3. We therefore dispose of these proceedings on the petition for review pursuant to G. L. c. 152, Section 52. The record of the hearing before the chief actuary is before us and we affirm his ruling. We do so on the basis of the evidence which was laid before him, the transcript of which we have reviewed, and on the "Opinion and Decision." Not only was evidence substantiating the proposed rates adduced through the assistant manager of the Bureau and an expert actuary also appearing for the Bureau but it was also adduced through a consulting actuary of many years' experience in rate making problems in workmen's compensation insurance. The opinion evidence of these witnesses does not appear to have been challenged. On the other hand, an actuary appearing for the petitioners gave evidence which did come under question and which actuary McDonald did appraise. On the basis of the foregoing we cannot conclude that McDonald's decision is not adequately supported by evidence.
There is nothing in the record to indicate explicitly that the Commissioner himself adopted the chief actuary's opinion and approved the rates. Since this point is not raised by the petitioners, and since the Commissioner has appeared and litigated as respondent, we will assume that he has approved the rates. It would be better practice, however, for the Commissioner to issue a document to that effect which might be available upon the record.

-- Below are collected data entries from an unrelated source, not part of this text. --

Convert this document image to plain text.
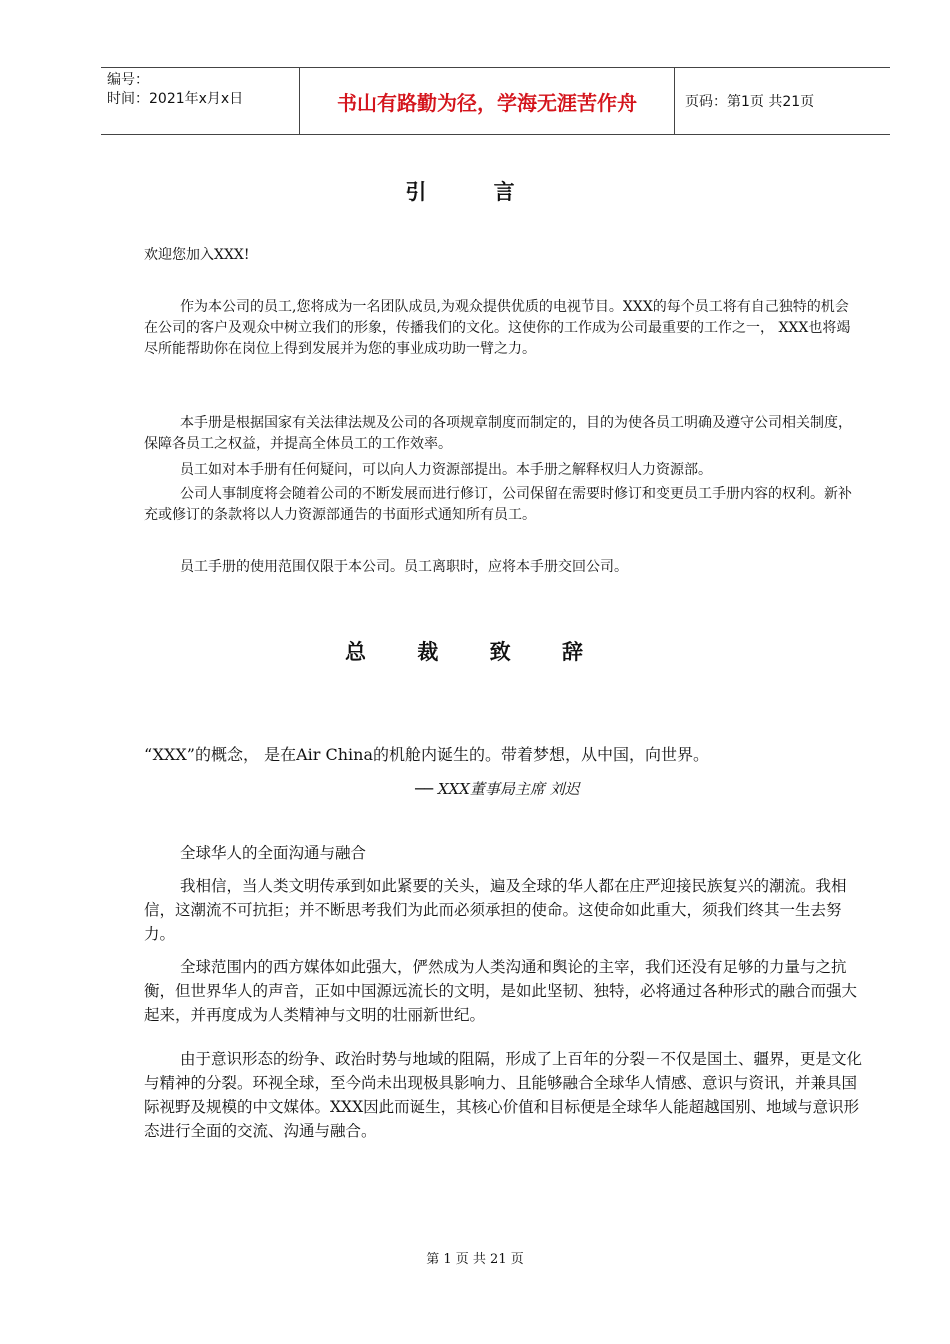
编号：
时间：2021年x月x日	书山有路勤为径，学海无涯苦作舟	页码：第1页 共21页
引 言

欢迎您加入XXX!

作为本公司的员工,您将成为一名团队成员,为观众提供优质的电视节目。XXX的每个员工将有自己独特的机会在公司的客户及观众中树立我们的形象，传播我们的文化。这使你的工作成为公司最重要的工作之一， XXX也将竭尽所能帮助你在岗位上得到发展并为您的事业成功助一臂之力。

本手册是根据国家有关法律法规及公司的各项规章制度而制定的，目的为使各员工明确及遵守公司相关制度，保障各员工之权益，并提高全体员工的工作效率。

员工如对本手册有任何疑问，可以向人力资源部提出。本手册之解释权归人力资源部。

公司人事制度将会随着公司的不断发展而进行修订，公司保留在需要时修订和变更员工手册内容的权利。新补充或修订的条款将以人力资源部通告的书面形式通知所有员工。

员工手册的使用范围仅限于本公司。员工离职时，应将本手册交回公司。

总 裁 致 辞
“XXX”的概念， 是在Air China的机舱内诞生的。带着梦想，从中国，向世界。
── XXX董事局主席 刘迟

全球华人的全面沟通与融合

我相信，当人类文明传承到如此紧要的关头，遍及全球的华人都在庄严迎接民族复兴的潮流。我相信，这潮流不可抗拒；并不断思考我们为此而必须承担的使命。这使命如此重大，须我们终其一生去努力。

全球范围内的西方媒体如此强大，俨然成为人类沟通和舆论的主宰，我们还没有足够的力量与之抗衡，但世界华人的声音，正如中国源远流长的文明，是如此坚韧、独特，必将通过各种形式的融合而强大起来，并再度成为人类精神与文明的壮丽新世纪。

由于意识形态的纷争、政治时势与地域的阻隔，形成了上百年的分裂－不仅是国土、疆界，更是文化与精神的分裂。环视全球，至今尚未出现极具影响力、且能够融合全球华人情感、意识与资讯，并兼具国际视野及规模的中文媒体。XXX因此而诞生，其核心价值和目标便是全球华人能超越国别、地域与意识形态进行全面的交流、沟通与融合。

第 1 页 共 21 页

On the basis of the foregoing, the proceeding for declaratory and injunctive relief is to be dismissed, and on the petition for review a decree is to be entered affirming the Commissioner's approval.
[Note 1] This result was reversed by St. 1963, c. 258. Although the Pioneer case was decided after the amendment the prices is considered were approved before, so the Kneeland rule applied.
[Note 2] Compare G. L. c. 175, Section 113B, where a hearing is required.